= The Enniskillen Dragoon =

Song

"The Enniskillen Dragoon" (Roud 2185; also called "Enniskillen Dragoon" or "The Enniskillen Dragoons") is an Irish folk song associated with the Inniskilling Dragoons, a British Army regiment based at Enniskillen, County Fermanagh, Ireland. The air was used as the regiment's signature quick march. The oldest lyrics tell of the love of a local lady for a soldier serving in the eponymous regiment.

E. M. Morphy remembered hearing the "familiar old ballad" in Toronto on his arrival from Enniskillen in 1835. William Frederick Wakeman in 1870 called it "an old song once, and to some extent still[,] popular on the banks of the Erne". Patrick Weston Joyce (1827–1914) wrote in 1909:
This song, though of Ulster origin, was a great favourite in Munster, where I learned it when very young: it was indeed sung all over Ireland. I published the words more than fifty years ago in a newspaper called "The Tipperary Leader," and I have several copies printed on ballad-sheets. Some few years ago I gave a copy of the air — as I had it in memory — to [[George Sigerson|Dr. [George] Sigerson]], who wrote a new song to it which was published in Mr. A. P. Graves's "Irish Song Book" : and in that publication — so far as I know — the air appeared in print for the first time.

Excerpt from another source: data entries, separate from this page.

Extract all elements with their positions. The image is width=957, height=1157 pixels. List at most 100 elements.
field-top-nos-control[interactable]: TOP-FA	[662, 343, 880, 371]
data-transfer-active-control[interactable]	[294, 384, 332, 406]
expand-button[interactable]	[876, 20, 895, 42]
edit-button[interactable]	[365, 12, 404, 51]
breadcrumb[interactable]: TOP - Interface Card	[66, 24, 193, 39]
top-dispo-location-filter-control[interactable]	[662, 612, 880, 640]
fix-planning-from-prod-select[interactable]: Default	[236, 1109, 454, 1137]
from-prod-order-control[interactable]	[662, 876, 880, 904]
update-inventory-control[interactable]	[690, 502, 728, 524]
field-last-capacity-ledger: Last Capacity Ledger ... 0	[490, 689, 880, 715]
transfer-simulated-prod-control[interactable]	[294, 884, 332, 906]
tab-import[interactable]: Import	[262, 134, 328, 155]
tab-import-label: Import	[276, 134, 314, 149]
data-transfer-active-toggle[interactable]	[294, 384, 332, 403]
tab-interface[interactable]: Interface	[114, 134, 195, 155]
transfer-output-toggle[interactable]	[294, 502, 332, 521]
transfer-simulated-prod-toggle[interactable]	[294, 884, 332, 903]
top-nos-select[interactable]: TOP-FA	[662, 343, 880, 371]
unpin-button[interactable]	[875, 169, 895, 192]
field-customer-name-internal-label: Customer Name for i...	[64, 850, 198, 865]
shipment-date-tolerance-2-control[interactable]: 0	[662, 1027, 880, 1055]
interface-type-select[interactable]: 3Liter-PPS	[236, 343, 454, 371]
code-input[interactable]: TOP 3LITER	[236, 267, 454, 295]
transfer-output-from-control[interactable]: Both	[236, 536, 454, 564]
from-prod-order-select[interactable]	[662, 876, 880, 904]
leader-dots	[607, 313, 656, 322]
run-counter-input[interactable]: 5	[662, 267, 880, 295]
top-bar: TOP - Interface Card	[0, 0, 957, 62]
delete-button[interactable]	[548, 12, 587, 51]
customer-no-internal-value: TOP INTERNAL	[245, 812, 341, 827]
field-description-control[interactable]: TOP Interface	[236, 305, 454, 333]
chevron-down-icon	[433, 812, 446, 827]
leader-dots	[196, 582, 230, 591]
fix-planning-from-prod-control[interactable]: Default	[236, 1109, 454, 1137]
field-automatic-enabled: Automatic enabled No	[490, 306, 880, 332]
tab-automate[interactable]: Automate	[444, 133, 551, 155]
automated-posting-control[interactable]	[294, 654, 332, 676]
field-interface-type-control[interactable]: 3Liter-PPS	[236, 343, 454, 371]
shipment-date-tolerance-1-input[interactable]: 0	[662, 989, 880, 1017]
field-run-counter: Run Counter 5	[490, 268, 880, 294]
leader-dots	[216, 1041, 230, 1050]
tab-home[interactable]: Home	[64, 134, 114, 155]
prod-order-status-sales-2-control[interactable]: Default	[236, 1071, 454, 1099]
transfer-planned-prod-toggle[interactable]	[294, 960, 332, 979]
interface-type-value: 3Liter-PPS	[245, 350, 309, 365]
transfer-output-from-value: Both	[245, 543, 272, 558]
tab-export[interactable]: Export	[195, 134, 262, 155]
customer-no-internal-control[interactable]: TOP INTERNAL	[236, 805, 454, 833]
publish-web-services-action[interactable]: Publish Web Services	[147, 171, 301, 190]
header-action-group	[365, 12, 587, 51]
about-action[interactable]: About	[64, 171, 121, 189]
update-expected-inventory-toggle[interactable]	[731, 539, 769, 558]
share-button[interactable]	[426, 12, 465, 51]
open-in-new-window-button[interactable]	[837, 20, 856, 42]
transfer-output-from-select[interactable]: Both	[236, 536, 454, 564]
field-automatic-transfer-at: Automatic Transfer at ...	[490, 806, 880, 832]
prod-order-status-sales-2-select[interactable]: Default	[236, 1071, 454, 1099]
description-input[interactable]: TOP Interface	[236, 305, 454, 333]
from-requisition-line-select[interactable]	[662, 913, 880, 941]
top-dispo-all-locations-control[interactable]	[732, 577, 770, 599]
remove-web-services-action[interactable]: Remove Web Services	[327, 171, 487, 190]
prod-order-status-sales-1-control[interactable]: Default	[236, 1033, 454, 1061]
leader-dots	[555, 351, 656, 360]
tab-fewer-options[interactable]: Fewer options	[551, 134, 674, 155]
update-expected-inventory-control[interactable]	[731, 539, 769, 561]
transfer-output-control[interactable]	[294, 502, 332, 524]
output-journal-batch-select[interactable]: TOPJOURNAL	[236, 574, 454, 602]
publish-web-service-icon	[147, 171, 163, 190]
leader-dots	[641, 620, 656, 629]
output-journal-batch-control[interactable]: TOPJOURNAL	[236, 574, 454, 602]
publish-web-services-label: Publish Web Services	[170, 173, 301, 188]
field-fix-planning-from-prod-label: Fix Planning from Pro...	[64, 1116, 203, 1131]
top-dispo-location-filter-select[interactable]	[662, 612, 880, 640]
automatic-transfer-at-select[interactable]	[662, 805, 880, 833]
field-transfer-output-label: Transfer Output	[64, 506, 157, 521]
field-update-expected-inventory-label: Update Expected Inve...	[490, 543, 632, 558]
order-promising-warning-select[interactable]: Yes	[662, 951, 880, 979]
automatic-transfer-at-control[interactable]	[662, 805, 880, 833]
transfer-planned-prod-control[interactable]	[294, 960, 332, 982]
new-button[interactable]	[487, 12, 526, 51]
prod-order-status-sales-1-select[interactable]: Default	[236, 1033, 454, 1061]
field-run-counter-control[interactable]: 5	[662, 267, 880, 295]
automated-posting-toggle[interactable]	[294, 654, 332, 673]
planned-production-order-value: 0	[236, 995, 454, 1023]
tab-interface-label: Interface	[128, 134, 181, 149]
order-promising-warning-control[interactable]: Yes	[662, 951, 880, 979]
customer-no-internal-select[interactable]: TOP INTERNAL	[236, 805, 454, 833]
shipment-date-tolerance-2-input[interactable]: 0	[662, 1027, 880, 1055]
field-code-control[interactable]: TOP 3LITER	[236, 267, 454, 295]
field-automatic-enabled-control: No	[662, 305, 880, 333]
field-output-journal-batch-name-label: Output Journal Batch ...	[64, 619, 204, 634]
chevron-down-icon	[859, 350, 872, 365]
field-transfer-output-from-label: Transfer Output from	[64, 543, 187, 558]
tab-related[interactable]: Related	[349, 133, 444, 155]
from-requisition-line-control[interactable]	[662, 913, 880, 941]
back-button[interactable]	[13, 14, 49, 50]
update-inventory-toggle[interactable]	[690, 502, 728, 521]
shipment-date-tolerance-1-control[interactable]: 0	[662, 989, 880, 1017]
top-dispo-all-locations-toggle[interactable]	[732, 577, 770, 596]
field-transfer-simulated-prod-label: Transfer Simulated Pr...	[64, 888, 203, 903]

Sigerson's version adapts the chorus and replaces the verses entirely. In the 1960s, Tommy Makem, who characterised the original as having "obscure verses and a very singable chorus", wrote new verses with the regiment's soldiers describing their service in the Peninsular War. Makem renamed it "Fare Thee Well Enniskillen" and performed it with the Clancy Brothers.

==Text==
The following text appears in an 1840 collection of American broadsides:

A beautiful damsel of fame and renown,
A gentleman’s daughter of fame and renown,
As she rode by the barracks this beautiful maid,
She stood in her coach to see the draggoons parade.

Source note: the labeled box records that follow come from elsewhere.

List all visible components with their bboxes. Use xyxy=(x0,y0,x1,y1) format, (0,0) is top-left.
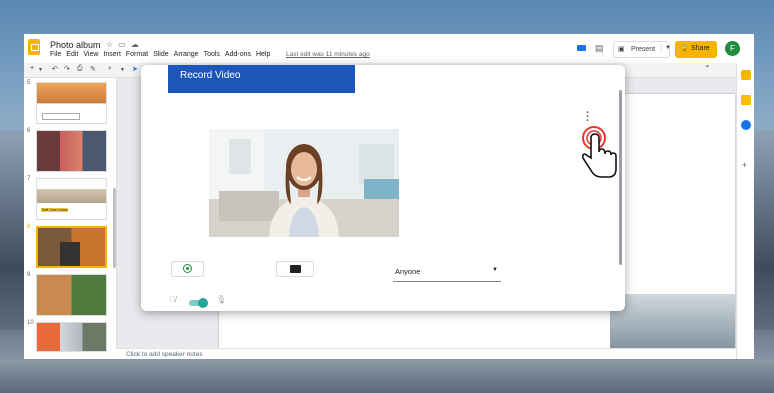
slide-number: 8 xyxy=(27,224,31,230)
comment-history-icon[interactable]: ▤ xyxy=(595,43,604,54)
right-side-panel: + xyxy=(736,63,754,359)
record-button[interactable] xyxy=(171,261,204,277)
record-video-dialog: Record Video · · · Anyone ▼ 🎙̸ 🎙 xyxy=(141,65,625,311)
new-slide-dropdown-icon[interactable]: ▼ xyxy=(38,67,43,73)
thumbnail-caption-box xyxy=(42,113,80,120)
mic-off-icon: 🎙̸ xyxy=(170,295,176,304)
dialog-header: Record Video xyxy=(168,65,355,93)
slide-thumbnail-5[interactable] xyxy=(36,82,107,124)
slide-thumbnail-8-selected[interactable] xyxy=(36,226,107,268)
last-edit-link[interactable]: Last edit was 11 minutes ago xyxy=(286,51,370,58)
desktop-background-left xyxy=(0,130,24,360)
menu-format[interactable]: Format xyxy=(126,51,148,58)
menu-insert[interactable]: Insert xyxy=(103,51,121,58)
audience-select-value: Anyone xyxy=(395,267,421,276)
mic-on-icon: 🎙 xyxy=(216,295,227,304)
slide-thumbnail-9[interactable] xyxy=(36,274,107,316)
slide-number: 6 xyxy=(27,128,31,134)
present-icon: ▣ xyxy=(618,46,625,53)
slide-number: 7 xyxy=(27,176,31,182)
thumbnail-caption: Soft Cool Colors xyxy=(41,208,69,212)
present-button[interactable]: ▣ Present ▼ xyxy=(613,41,671,58)
zoom-icon[interactable]: ⌕ xyxy=(108,65,112,73)
menu-bar: File Edit View Insert Format Slide Arran… xyxy=(50,51,270,58)
webcam-woman-image xyxy=(209,129,399,237)
new-slide-icon[interactable]: + xyxy=(30,65,34,72)
folder-icon[interactable]: ▭ xyxy=(118,40,126,49)
redo-icon[interactable]: ↷ xyxy=(64,65,70,73)
menu-file[interactable]: File xyxy=(50,51,61,58)
speaker-notes-bar[interactable]: Click to add speaker notes xyxy=(116,348,736,359)
top-bar: Photo album ☆ ▭ ☁ File Edit View Insert … xyxy=(24,34,754,62)
menu-view[interactable]: View xyxy=(83,51,98,58)
screen-share-icon xyxy=(290,265,301,273)
lock-icon: 🔒 xyxy=(680,45,689,52)
title-actions: ☆ ▭ ☁ xyxy=(106,40,139,49)
more-options-icon[interactable]: · · · xyxy=(586,108,590,127)
present-label: Present xyxy=(631,46,656,53)
filmstrip-scrollbar[interactable] xyxy=(113,188,116,268)
click-hand-pointer-icon xyxy=(581,126,617,178)
slide-number: 9 xyxy=(27,272,31,278)
microphone-toggle[interactable] xyxy=(189,298,208,308)
calendar-icon[interactable] xyxy=(741,95,751,105)
cloud-icon[interactable]: ☁ xyxy=(131,40,139,49)
print-icon[interactable]: ⎙ xyxy=(77,65,83,73)
present-dropdown-icon[interactable]: ▼ xyxy=(661,45,671,51)
record-icon xyxy=(183,264,192,273)
slide-thumbnail-7[interactable]: Soft Cool Colors xyxy=(36,178,107,220)
share-button[interactable]: 🔒 Share xyxy=(675,41,717,58)
slide-number: 5 xyxy=(27,80,31,86)
zoom-dropdown-icon[interactable]: ▼ xyxy=(120,67,125,73)
meet-camera-icon[interactable] xyxy=(577,45,586,51)
menu-help[interactable]: Help xyxy=(256,51,270,58)
paint-format-icon[interactable]: ✎ xyxy=(90,65,96,73)
menu-addons[interactable]: Add-ons xyxy=(225,51,251,58)
audience-select[interactable]: Anyone ▼ xyxy=(393,261,501,282)
keep-icon[interactable] xyxy=(741,70,751,80)
slide-number: 10 xyxy=(27,320,34,326)
select-cursor-icon[interactable]: ➤ xyxy=(132,65,138,73)
tasks-icon[interactable] xyxy=(741,120,751,130)
slide-thumbnail-6[interactable] xyxy=(36,130,107,172)
share-label: Share xyxy=(691,45,710,52)
chevron-down-icon: ▼ xyxy=(492,267,498,273)
undo-icon[interactable]: ↶ xyxy=(52,65,58,73)
menu-tools[interactable]: Tools xyxy=(204,51,220,58)
screen-share-button[interactable] xyxy=(276,261,314,277)
slide-filmstrip: 5 6 7 Soft Cool Colors 8 9 10 xyxy=(24,78,117,352)
camera-preview xyxy=(209,129,399,237)
menu-arrange[interactable]: Arrange xyxy=(174,51,199,58)
document-title[interactable]: Photo album xyxy=(50,40,101,50)
slide-thumbnail-10[interactable] xyxy=(36,322,107,352)
account-avatar[interactable]: F xyxy=(725,41,740,56)
star-icon[interactable]: ☆ xyxy=(106,40,113,49)
speaker-notes-placeholder: Click to add speaker notes xyxy=(126,351,203,358)
menu-slide[interactable]: Slide xyxy=(153,51,169,58)
add-addon-icon[interactable]: + xyxy=(742,160,747,170)
collapse-toolbar-icon[interactable]: ⌃ xyxy=(704,64,711,73)
thumbnail-photo xyxy=(60,242,80,266)
menu-edit[interactable]: Edit xyxy=(66,51,78,58)
desktop-background-right xyxy=(754,130,774,360)
dialog-title: Record Video xyxy=(180,70,241,81)
slides-logo-icon[interactable] xyxy=(28,39,40,55)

They were all dress’d out like gentleman’s sons,
With their bright shining swords and carbine guns,
With their silver mounted pistols, she observed them full soon,
Because that she lov’d her Enniskillen draggoon.

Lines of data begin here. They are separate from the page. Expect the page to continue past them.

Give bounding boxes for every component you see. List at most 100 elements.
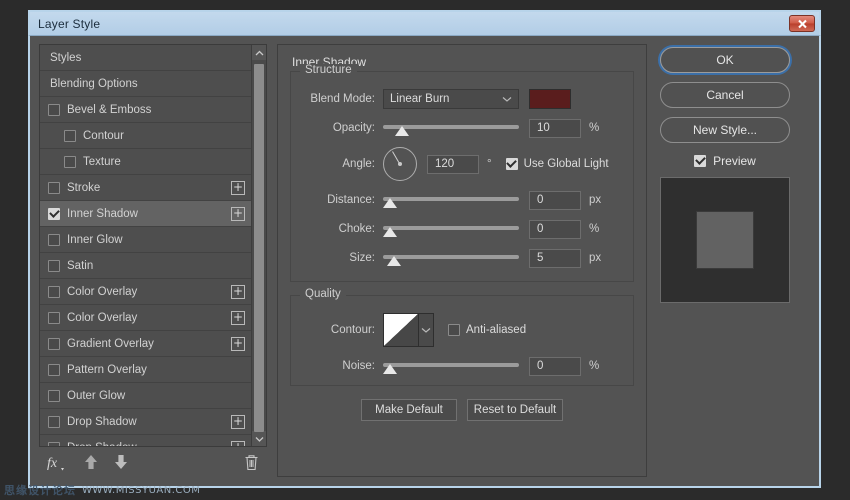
chevron-up-icon (255, 50, 263, 55)
slider-knob[interactable] (383, 227, 397, 237)
add-effect-button[interactable]: + (231, 440, 245, 446)
style-row-outer-glow[interactable]: Outer Glow (40, 383, 251, 409)
styles-scrollbar[interactable] (251, 45, 266, 446)
effect-toggle-checkbox[interactable] (48, 103, 60, 116)
size-slider[interactable] (383, 248, 519, 268)
styles-toolbar: fx (39, 447, 267, 477)
noise-slider[interactable] (383, 356, 519, 376)
style-row-drop-shadow[interactable]: Drop Shadow+ (40, 409, 251, 435)
blend-mode-field: Blend Mode: Linear Burn (301, 88, 623, 110)
add-effect-button[interactable]: + (231, 414, 245, 429)
style-row-bevel-emboss[interactable]: Bevel & Emboss (40, 97, 251, 123)
contour-dropdown-button[interactable] (419, 313, 434, 347)
use-global-light-checkbox[interactable]: Use Global Light (505, 158, 609, 170)
effect-toggle-checkbox[interactable] (48, 207, 60, 220)
effect-toggle-checkbox[interactable] (48, 181, 60, 194)
opacity-slider[interactable] (383, 118, 519, 138)
style-row-gradient-overlay[interactable]: Gradient Overlay + (40, 331, 251, 357)
size-input[interactable]: 5 (529, 248, 581, 268)
opacity-field: Opacity: 10 % (301, 117, 623, 139)
slider-knob[interactable] (395, 126, 410, 136)
slider-knob[interactable] (383, 364, 397, 374)
move-up-button[interactable] (83, 454, 99, 471)
style-row-color-overlay[interactable]: Color Overlay + (40, 305, 251, 331)
effect-toggle-checkbox[interactable] (48, 441, 60, 446)
angle-input[interactable]: 120 (427, 154, 479, 174)
style-row-pattern-overlay[interactable]: Pattern Overlay (40, 357, 251, 383)
contour-label: Contour: (330, 324, 375, 336)
effect-toggle-checkbox[interactable] (64, 155, 76, 168)
scrollbar-track[interactable] (252, 60, 266, 432)
style-row-blending-options[interactable]: Blending Options (40, 71, 251, 97)
angle-dial[interactable] (383, 147, 417, 181)
effect-toggle-checkbox[interactable] (48, 233, 60, 246)
add-effect-button[interactable]: + (231, 206, 245, 221)
slider-track (383, 197, 519, 201)
style-row-drop-shadow[interactable]: Drop Shadow+ (40, 435, 251, 446)
choke-field: Choke: 0 % (301, 218, 623, 240)
delete-effect-button[interactable] (244, 454, 259, 471)
preview-checkbox[interactable]: Preview (694, 154, 756, 168)
new-style-button[interactable]: New Style... (660, 117, 790, 143)
scroll-down-button[interactable] (252, 431, 266, 446)
fx-button[interactable]: fx (47, 454, 69, 471)
arrow-up-icon (85, 454, 97, 469)
effect-toggle-checkbox[interactable] (48, 389, 60, 402)
distance-slider[interactable] (383, 190, 519, 210)
distance-field: Distance: 0 px (301, 189, 623, 211)
close-button[interactable] (789, 15, 815, 32)
styles-list[interactable]: Styles Blending Options Bevel & Emboss Cont… (40, 45, 251, 446)
choke-unit: % (589, 223, 600, 235)
checkbox-box (694, 155, 707, 167)
effect-toggle-checkbox[interactable] (48, 285, 60, 298)
ok-button[interactable]: OK (660, 47, 790, 73)
effect-toggle-checkbox[interactable] (64, 129, 76, 142)
style-row-contour[interactable]: Contour (40, 123, 251, 149)
choke-slider[interactable] (383, 219, 519, 239)
add-effect-button[interactable]: + (231, 180, 245, 195)
effect-toggle-checkbox[interactable] (48, 311, 60, 324)
cancel-button[interactable]: Cancel (660, 82, 790, 108)
slider-knob[interactable] (383, 198, 397, 208)
effect-toggle-checkbox[interactable] (48, 259, 60, 272)
style-row-label: Inner Glow (67, 233, 123, 246)
effect-toggle-checkbox[interactable] (48, 415, 60, 428)
blend-mode-select[interactable]: Linear Burn (383, 89, 519, 109)
style-row-inner-glow[interactable]: Inner Glow (40, 227, 251, 253)
make-default-button[interactable]: Make Default (361, 399, 457, 421)
move-down-button[interactable] (113, 454, 129, 471)
scroll-up-button[interactable] (252, 45, 266, 60)
effect-toggle-checkbox[interactable] (48, 337, 60, 350)
opacity-input[interactable]: 10 (529, 118, 581, 138)
style-row-satin[interactable]: Satin (40, 253, 251, 279)
watermark: 思缘设计论坛 WWW.MISSYUAN.COM (4, 482, 200, 498)
trash-icon (245, 454, 258, 470)
slider-track (383, 255, 519, 259)
style-row-color-overlay[interactable]: Color Overlay + (40, 279, 251, 305)
anti-aliased-checkbox[interactable]: Anti-aliased (448, 324, 526, 336)
style-row-texture[interactable]: Texture (40, 149, 251, 175)
slider-track (383, 363, 519, 367)
distance-input[interactable]: 0 (529, 190, 581, 210)
structure-legend: Structure (300, 64, 357, 76)
scrollbar-thumb[interactable] (254, 64, 264, 432)
style-row-label: Contour (83, 129, 124, 142)
style-row-styles[interactable]: Styles (40, 45, 251, 71)
contour-preset-thumbnail[interactable] (383, 313, 419, 347)
add-effect-button[interactable]: + (231, 310, 245, 325)
add-effect-button[interactable]: + (231, 284, 245, 299)
style-row-stroke[interactable]: Stroke + (40, 175, 251, 201)
choke-input[interactable]: 0 (529, 219, 581, 239)
noise-input[interactable]: 0 (529, 356, 581, 376)
slider-knob[interactable] (386, 256, 401, 266)
reset-to-default-button[interactable]: Reset to Default (467, 399, 563, 421)
blend-mode-label: Blend Mode: (310, 93, 375, 105)
noise-label: Noise: (342, 360, 375, 372)
style-row-label: Stroke (67, 181, 101, 194)
style-row-label: Color Overlay (67, 285, 138, 298)
style-row-inner-shadow[interactable]: Inner Shadow + (40, 201, 251, 227)
effect-toggle-checkbox[interactable] (48, 363, 60, 376)
arrow-down-icon (115, 454, 127, 469)
shadow-color-swatch[interactable] (529, 89, 571, 109)
add-effect-button[interactable]: + (231, 336, 245, 351)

You bright sons of Mars who stand on the right,
Whose armour doth shine like the bright stars of night,
Saying, Willy, dearest Willy, you’ve listed full soon,
For to serve as a royal Enniskillen draggoon.

Oh! Flora, dearest Flora, your pardon I crave,
It’s now and forever I must be a slave,
Your parents they insulted me both morning and noon,
For fear that you’d wed an Enniskillen draggoon.

Oh! mind, dearest Willy, O mind what you say,
For children are bound their parents to obey;
For when we ’re leaving Ireland they will all change their tune,
Saying, the Lord may be with you, Enniskillen draggoon.

Fare-you-well, Enniskillen, fare-you-well for a while,
And all around the borders of Erin’s green Isle;
And when the war is over we'll return in full bloom,
And they'll all welcome home the Enniskillen draggoon.

Joyce's 1909 version is similar; Flora is specified to be from Monaghan town. In 1966, song collector Hugh Shields recorded Eddie Butcher of Magilligan singing a similar version as a slow lament. A 1930 version adds a final verse in which Willy and Flora are married.